Thorne-Sagendorph Art Gallery

at Keene State College

Keene, NH

(603) 358-2720



 

Jules Olitski: Monoprints, 1994-1999

 

American artist Jules Olitski will open the 1999-2000 season at the Thorne-Sagendorph Art Gallery with a lecture and exhibit of his monoprints. Olitski will feature monoprints completed within the last five years for his third exhibition at The Thorne. The exhibit will be on display from Sept. 10 through Oct. 17, 1999.

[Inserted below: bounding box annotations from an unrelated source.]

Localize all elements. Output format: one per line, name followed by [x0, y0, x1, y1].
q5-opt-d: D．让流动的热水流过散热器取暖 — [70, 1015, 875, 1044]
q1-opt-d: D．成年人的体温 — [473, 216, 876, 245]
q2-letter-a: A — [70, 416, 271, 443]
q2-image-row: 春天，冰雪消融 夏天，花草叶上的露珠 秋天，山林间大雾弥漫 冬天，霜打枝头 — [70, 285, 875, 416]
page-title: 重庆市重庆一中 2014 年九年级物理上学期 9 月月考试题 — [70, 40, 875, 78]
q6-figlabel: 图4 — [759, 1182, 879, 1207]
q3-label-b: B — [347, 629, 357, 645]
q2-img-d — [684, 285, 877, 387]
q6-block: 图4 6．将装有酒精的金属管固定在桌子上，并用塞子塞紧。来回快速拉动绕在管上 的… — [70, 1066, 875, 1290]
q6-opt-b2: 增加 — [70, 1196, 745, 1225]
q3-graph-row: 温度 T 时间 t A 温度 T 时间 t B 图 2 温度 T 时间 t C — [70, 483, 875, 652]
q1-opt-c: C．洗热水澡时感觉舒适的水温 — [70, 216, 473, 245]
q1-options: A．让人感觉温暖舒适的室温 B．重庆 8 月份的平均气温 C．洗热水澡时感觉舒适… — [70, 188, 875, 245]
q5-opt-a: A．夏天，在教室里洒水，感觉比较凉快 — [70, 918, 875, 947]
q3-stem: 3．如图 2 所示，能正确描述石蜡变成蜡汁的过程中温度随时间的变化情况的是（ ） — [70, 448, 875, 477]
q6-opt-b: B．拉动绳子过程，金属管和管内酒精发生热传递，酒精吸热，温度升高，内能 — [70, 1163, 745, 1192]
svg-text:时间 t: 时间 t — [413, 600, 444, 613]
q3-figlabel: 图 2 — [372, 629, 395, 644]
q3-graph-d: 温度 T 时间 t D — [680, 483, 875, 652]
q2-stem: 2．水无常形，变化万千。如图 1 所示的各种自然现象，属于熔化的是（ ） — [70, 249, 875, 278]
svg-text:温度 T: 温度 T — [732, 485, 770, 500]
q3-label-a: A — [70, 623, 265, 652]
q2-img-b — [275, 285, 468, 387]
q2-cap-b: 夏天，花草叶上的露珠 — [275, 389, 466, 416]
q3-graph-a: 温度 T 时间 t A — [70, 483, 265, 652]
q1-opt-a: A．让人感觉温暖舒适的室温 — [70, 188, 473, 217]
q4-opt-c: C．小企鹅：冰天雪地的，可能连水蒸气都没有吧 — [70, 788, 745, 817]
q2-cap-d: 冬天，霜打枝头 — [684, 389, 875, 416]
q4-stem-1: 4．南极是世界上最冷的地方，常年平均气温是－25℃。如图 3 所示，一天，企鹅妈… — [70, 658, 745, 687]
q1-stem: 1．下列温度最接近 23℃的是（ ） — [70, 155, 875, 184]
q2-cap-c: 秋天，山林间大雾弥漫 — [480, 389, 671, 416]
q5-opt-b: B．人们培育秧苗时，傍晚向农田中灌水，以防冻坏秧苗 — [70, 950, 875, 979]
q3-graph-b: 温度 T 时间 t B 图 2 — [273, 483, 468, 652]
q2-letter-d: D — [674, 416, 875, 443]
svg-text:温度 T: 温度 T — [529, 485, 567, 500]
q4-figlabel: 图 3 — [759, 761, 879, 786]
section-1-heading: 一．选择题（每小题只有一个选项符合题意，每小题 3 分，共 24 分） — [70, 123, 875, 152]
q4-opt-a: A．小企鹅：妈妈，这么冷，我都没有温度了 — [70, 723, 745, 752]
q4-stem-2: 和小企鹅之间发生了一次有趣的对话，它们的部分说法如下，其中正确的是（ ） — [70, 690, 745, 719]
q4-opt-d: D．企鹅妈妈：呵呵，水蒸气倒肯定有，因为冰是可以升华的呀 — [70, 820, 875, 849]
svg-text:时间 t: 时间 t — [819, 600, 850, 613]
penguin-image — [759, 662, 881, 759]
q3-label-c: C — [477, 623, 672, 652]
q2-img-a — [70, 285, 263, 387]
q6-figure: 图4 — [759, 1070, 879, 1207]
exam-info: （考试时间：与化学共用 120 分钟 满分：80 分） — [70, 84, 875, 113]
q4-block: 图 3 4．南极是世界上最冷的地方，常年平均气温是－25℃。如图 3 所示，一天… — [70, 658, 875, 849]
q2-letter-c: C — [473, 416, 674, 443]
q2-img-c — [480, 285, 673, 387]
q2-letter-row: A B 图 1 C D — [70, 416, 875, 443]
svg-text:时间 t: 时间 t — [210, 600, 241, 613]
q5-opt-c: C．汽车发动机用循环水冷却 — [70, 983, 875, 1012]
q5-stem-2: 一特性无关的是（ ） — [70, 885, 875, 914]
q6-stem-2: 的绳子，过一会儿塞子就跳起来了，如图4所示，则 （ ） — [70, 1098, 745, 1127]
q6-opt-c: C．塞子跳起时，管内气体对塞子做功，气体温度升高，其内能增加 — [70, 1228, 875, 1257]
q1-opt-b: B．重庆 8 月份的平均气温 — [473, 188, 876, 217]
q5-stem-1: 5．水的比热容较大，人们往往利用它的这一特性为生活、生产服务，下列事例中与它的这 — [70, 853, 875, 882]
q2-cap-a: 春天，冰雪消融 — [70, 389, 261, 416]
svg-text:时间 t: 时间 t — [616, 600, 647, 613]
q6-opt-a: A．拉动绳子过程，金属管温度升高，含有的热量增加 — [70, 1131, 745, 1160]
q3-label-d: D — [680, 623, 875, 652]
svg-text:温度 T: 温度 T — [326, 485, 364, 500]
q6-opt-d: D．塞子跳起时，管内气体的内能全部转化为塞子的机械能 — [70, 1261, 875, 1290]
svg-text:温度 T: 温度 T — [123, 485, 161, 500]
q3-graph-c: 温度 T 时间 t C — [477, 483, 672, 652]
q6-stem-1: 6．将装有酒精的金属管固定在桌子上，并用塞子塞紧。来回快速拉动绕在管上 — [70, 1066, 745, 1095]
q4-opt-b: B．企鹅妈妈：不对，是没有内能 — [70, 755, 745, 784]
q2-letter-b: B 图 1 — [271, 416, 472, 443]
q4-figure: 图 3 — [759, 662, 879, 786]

Olitski, 77, made his mark in the art world in the 1960s, and was heralded as the best living abstract painter by formalist critic Clement Greenberg. He had his first solo exhibition in 1967 at the Corcoran Gallery of Art in Washington, D.C. and in 1969 was the first living artist ever to have a solo sculpture exhibition at the Metropolitan Museum of Art in New York. Considered a color-field painter, Olitski produces works that are freer and less severe than many artists associated with the 1960's abstraction movement. He has experimented with various media during his long career and introduced the use of the industrial spray gun to apply thick layers of paint to large canvases. (left: Paradise Lake II, monoprint)

During the 1990s, Olitski started painting landscapes inspired by sunrises and sunsets at his summer home on New Hampshire's Lake Winnepesaukee and his winter haven in the Florida Keys. When 40 such works were exhibited in 1996 at the Thorne- Sagendorph Art Gallery, "New Yorker" magazine writer Dodie Kazanjian considered Olitski's landscapes more abstract than not and "so gorgeous that they risk critical scoldings."

Similar landscapes are captured in the 40 monoprints painstakingly created by Olitski on metal plates fed through a press at the Hartford Art School at the University of Hartford. Since 1994, Olitski has spent two weeks each year at the Connecticut school creating prints on a Dufa #4 German off-set press, one of four such newspaper presses still operating. in the United States.

Olitski paints directly on a single plate that picks up paint, places it on the press' rollers, and then transfers the image to paper, explains artist assistant Kim Colligan, who works with Olitski at a family studio in Jacksonville, VT. Although the monoprints are in color, Olitski uses only a single plate rather than four separate plates used in the 4-color printing process. This makes each monoprint unique allowing for about five or six similar looking prints to be made from the same plate.

It usually takes a day for Olitski to create one monoprint, so during the last five years he has produced around 70 works during his bi-weekly stays at the Hartford Art School. The 40 works in the Thorne exhibit were chosen by Director Maureen Ahern based on size, color, and variation in landscapes.

"I tried to choose five or six from each of the years he's worked at the school to give a balanced overview of his work," explains Ahern. "I also looked for things that were different from the work in the 1996 exhibit, for example, he's added figures to his landscapes."